Penso che, in molti casi, sia vera e giusta la seguente riflessione: «Ci si sporca le mani anche solo per poter fare un po’ di bene. Nessuno con le mani linde e senza calli ha mai fatto del bene a nessuno se non a se stesso: le mani pulite sono un peccato di omissione. E di orgoglio infernale. Sono le mani stesse di Lucifero e di tutti gli esseri crudeli, sazi e indifferenti. Quante volte, avendo avuto bisogno di aiuto per un problema concreto, chi ci ha teso una mano è stato proprio il politico sedicente “disonesto”, il maneggione? Il sedicente “onesto” a prescindere, invece, è quello che se gliela richiedi la mano se la nasconde in tasca, e dopo che in nome della sua “onestà” ti ha negato e giustificato il suo rifiuto, magari scusandosi, è lo stesso che, voltate le spalle, alza la cornetta e ti denuncia a chi di competenza. L’onesto a prescindere è un corrotto dentro, al contrario del “disonesto” a prescindere che magari “disonesto” lo è solo in superficie: è sporco del suo lavoro ingrato, restando un puro dentro. Le prostitute ci passeranno innanzi!» (A. Margheriti Mastino, “L’onestà” in politica non è cristiana: è satanica. La catastrofe dell’onestismo, e dei grillini, in “Papale-Papale.com).
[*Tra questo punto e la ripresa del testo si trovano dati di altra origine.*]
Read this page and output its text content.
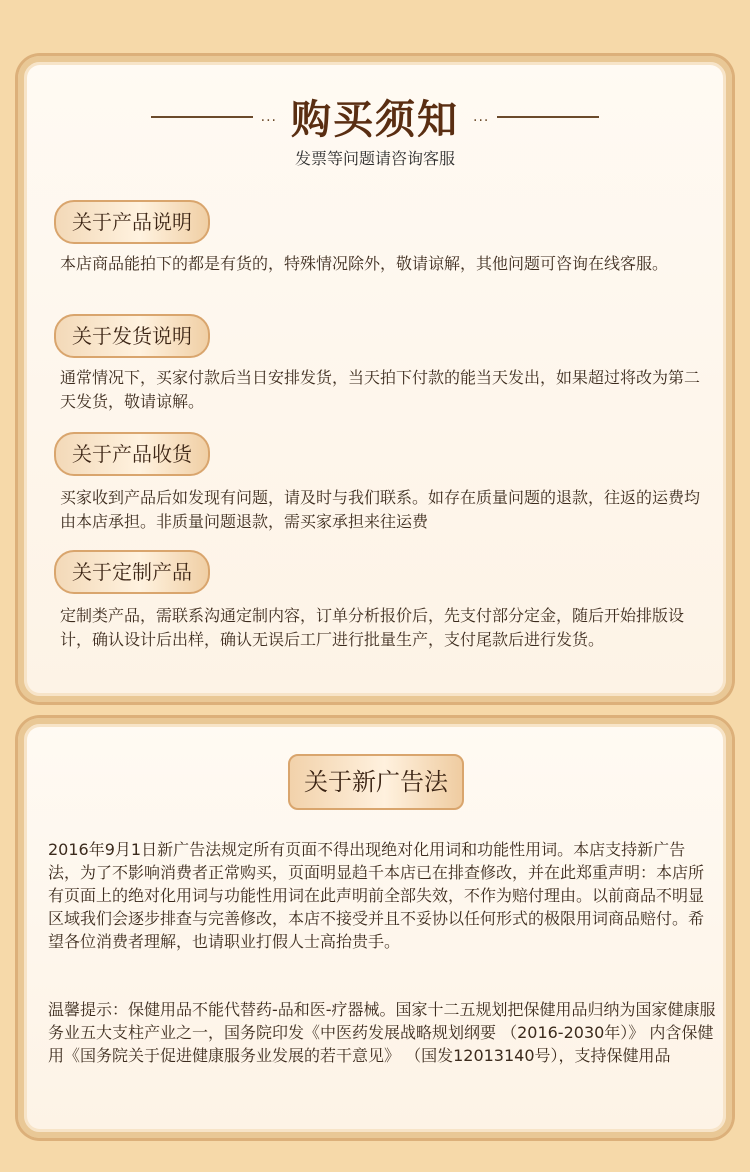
... 购买须知 ...
发票等问题请咨询客服
关于产品说明

本店商品能拍下的都是有货的，特殊情况除外，敬请谅解，其他问题可咨询在线客服。

关于发货说明

通常情况下，买家付款后当日安排发货，当天拍下付款的能当天发出，如果超过将改为第二天发货，敬请谅解。

关于产品收货

买家收到产品后如发现有问题，请及时与我们联系。如存在质量问题的退款，往返的运费均由本店承担。非质量问题退款，需买家承担来往运费

关于定制产品

定制类产品，需联系沟通定制内容，订单分析报价后，先支付部分定金，随后开始排版设计，确认设计后出样，确认无误后工厂进行批量生产，支付尾款后进行发货。

关于新广告法

2016年9月1日新广告法规定所有页面不得出现绝对化用词和功能性用词。本店支持新广告法，为了不影响消费者正常购买，页面明显趋千本店已在排查修改，并在此郑重声明：本店所有页面上的绝对化用词与功能性用词在此声明前全部失效，不作为赔付理由。以前商品不明显区域我们会逐步排查与完善修改，本店不接受并且不妥协以任何形式的极限用词商品赔付。希望各位消费者理解，也请职业打假人士高抬贵手。

温馨提示：保健用品不能代替药-品和医-疗器械。国家十二五规划把保健用品归纳为国家健康服务业五大支柱产业之一，国务院印发《中医药发展战略规划纲要 （2016-2030年）》 内含保健用《国务院关于促进健康服务业发展的若干意见》 （国发12013140号），支持保健用品
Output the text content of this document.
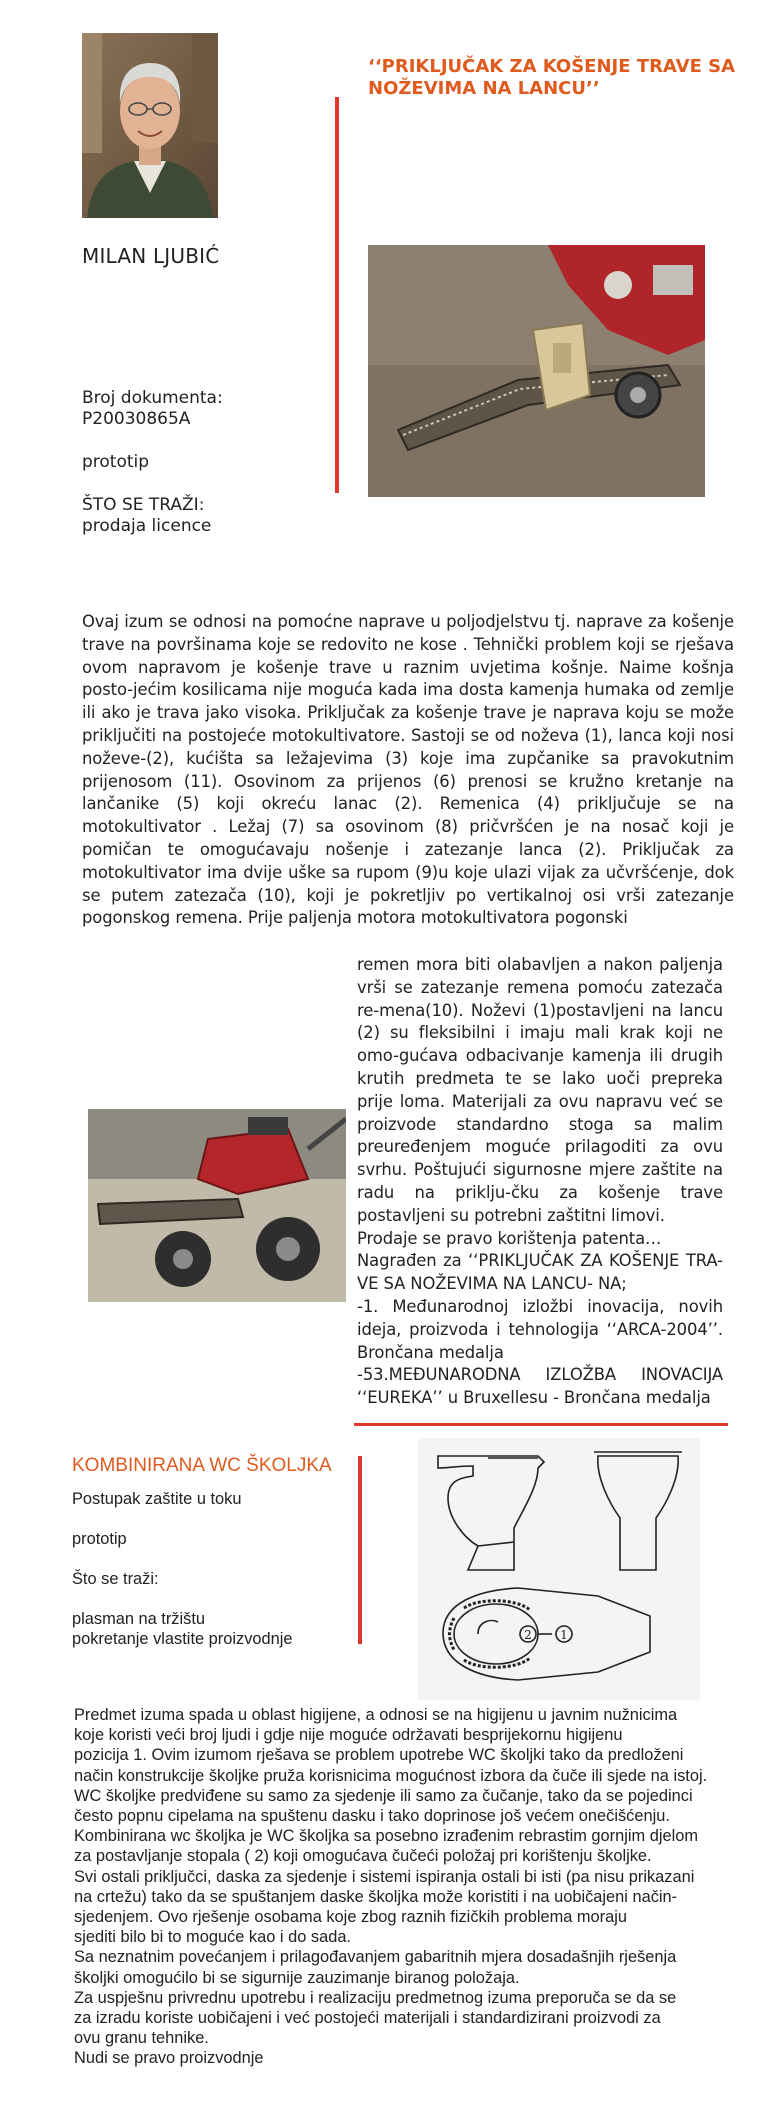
MILAN LJUBIĆ
Broj dokumenta:
P20030865A
prototip
ŠTO SE TRAŽI:
prodaja licence
‘‘PRIKLJUČAK ZA KOŠENJE TRAVE SA
NOŽEVIMA NA LANCU’’

Ovaj izum se odnosi na pomoćne naprave u poljodjelstvu tj. naprave za košenje trave na površinama koje se redovito ne kose . Tehnički problem koji se rješava ovom napravom je košenje trave u raznim uvjetima košnje. Naime košnja posto-jećim kosilicama nije moguća kada ima dosta kamenja humaka od zemlje ili ako je trava jako visoka. Priključak za košenje trave je naprava koju se može priključiti na postojeće motokultivatore. Sastoji se od noževa (1), lanca koji nosi noževe-(2), kućišta sa ležajevima (3) koje ima zupčanike sa pravokutnim prijenosom (11). Osovinom za prijenos (6) prenosi se kružno kretanje na lančanike (5) koji okreću lanac (2). Remenica (4) priključuje se na motokultivator . Ležaj (7) sa osovinom (8) pričvršćen je na nosač koji je pomičan te omogućavaju nošenje i zatezanje lanca (2). Priključak za motokultivator ima dvije uške sa rupom (9)u koje ulazi vijak za učvršćenje, dok se putem zatezača (10), koji je pokretljiv po vertikalnoj osi vrši zatezanje pogonskog remena. Prije paljenja motora motokultivatora pogonski

remen mora biti olabavljen a nakon paljenja vrši se zatezanje remena pomoću zatezača re-mena(10). Noževi (1)postavljeni na lancu (2) su fleksibilni i imaju mali krak koji ne omo-gućava odbacivanje kamenja ili drugih krutih predmeta te se lako uoči prepreka prije loma. Materijali za ovu napravu već se proizvode standardno stoga sa malim preuređenjem moguće prilagoditi za ovu svrhu. Poštujući sigurnosne mjere zaštite na radu na priklju-čku za košenje trave postavljeni su potrebni zaštitni limovi.

Prodaje se pravo korištenja patenta…

Nagrađen za ‘‘PRIKLJUČAK ZA KOŠENJE TRA-VE SA NOŽEVIMA NA LANCU- NA;

-1. Međunarodnoj izložbi inovacija, novih ideja, proizvoda i tehnologija ‘‘ARCA-2004’’. Brončana medalja

-53.MEĐUNARODNA IZLOŽBA INOVACIJA ‘‘EUREKA’’ u Bruxellesu - Brončana medalja

KOMBINIRANA WC ŠKOLJKA
Postupak zaštite u toku
prototip
Što se traži:
plasman na tržištu
pokretanje vlastite proizvodnje	2 1
Predmet izuma spada u oblast higijene, a odnosi se na higijenu u javnim nužnicima
koje koristi veći broj ljudi i gdje nije moguće održavati besprijekornu higijenu
pozicija 1. Ovim izumom rješava se problem upotrebe WC školjki tako da predloženi
način konstrukcije školjke pruža korisnicima mogućnost izbora da čuče ili sjede na istoj.
WC školjke predviđene su samo za sjedenje ili samo za čučanje, tako da se pojedinci
često popnu cipelama na spuštenu dasku i tako doprinose još većem onečišćenju.
Kombinirana wc školjka je WC školjka sa posebno izrađenim rebrastim gornjim djelom
za postavljanje stopala ( 2) koji omogućava čučeći položaj pri korištenju školjke.
Svi ostali priključci, daska za sjedenje i sistemi ispiranja ostali bi isti (pa nisu prikazani
na crtežu) tako da se spuštanjem daske školjka može koristiti i na uobičajeni način-
sjedenjem. Ovo rješenje osobama koje zbog raznih fizičkih problema moraju
sjediti bilo bi to moguće kao i do sada.
Sa neznatnim povećanjem i prilagođavanjem gabaritnih mjera dosadašnjih rješenja
školjki omogućilo bi se sigurnije zauzimanje biranog položaja.
Za uspješnu privrednu upotrebu i realizaciju predmetnog izuma preporuča se da se
za izradu koriste uobičajeni i već postojeći materijali i standardizirani proizvodi za
ovu granu tehnike.
Nudi se pravo proizvodnje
Attenzione dunque all’ipocrisia e a quelli che si sentono puri e incorruttibili senza esserlo realmente. Ricordiamoci dei moniti di Gesù ai farisei di sempre se non vogliamo essere, nella politica come nella vita, dottori di onestà più che uomini onesti, uomini con le mani pulite solo perché tenute sempre in tasca. Don Lorenzo Milani, con uno spirito provocatorio di ispirazione evangelica, poneva proprio questa domanda: «A che serve avere le mani pulite se si tengono in tasca? Ecco, occupatele».
Occupatele anche voi, signori "grillini", e vi accorgerete anche a vostre spese che l'onestà non andrà mai di moda perché essa, al pari di ogni altro valore morale non piegato a comodi o disinvolti scopi personali e di gruppo, è destinata ad esser sempre impopolare e fortemente minoritaria.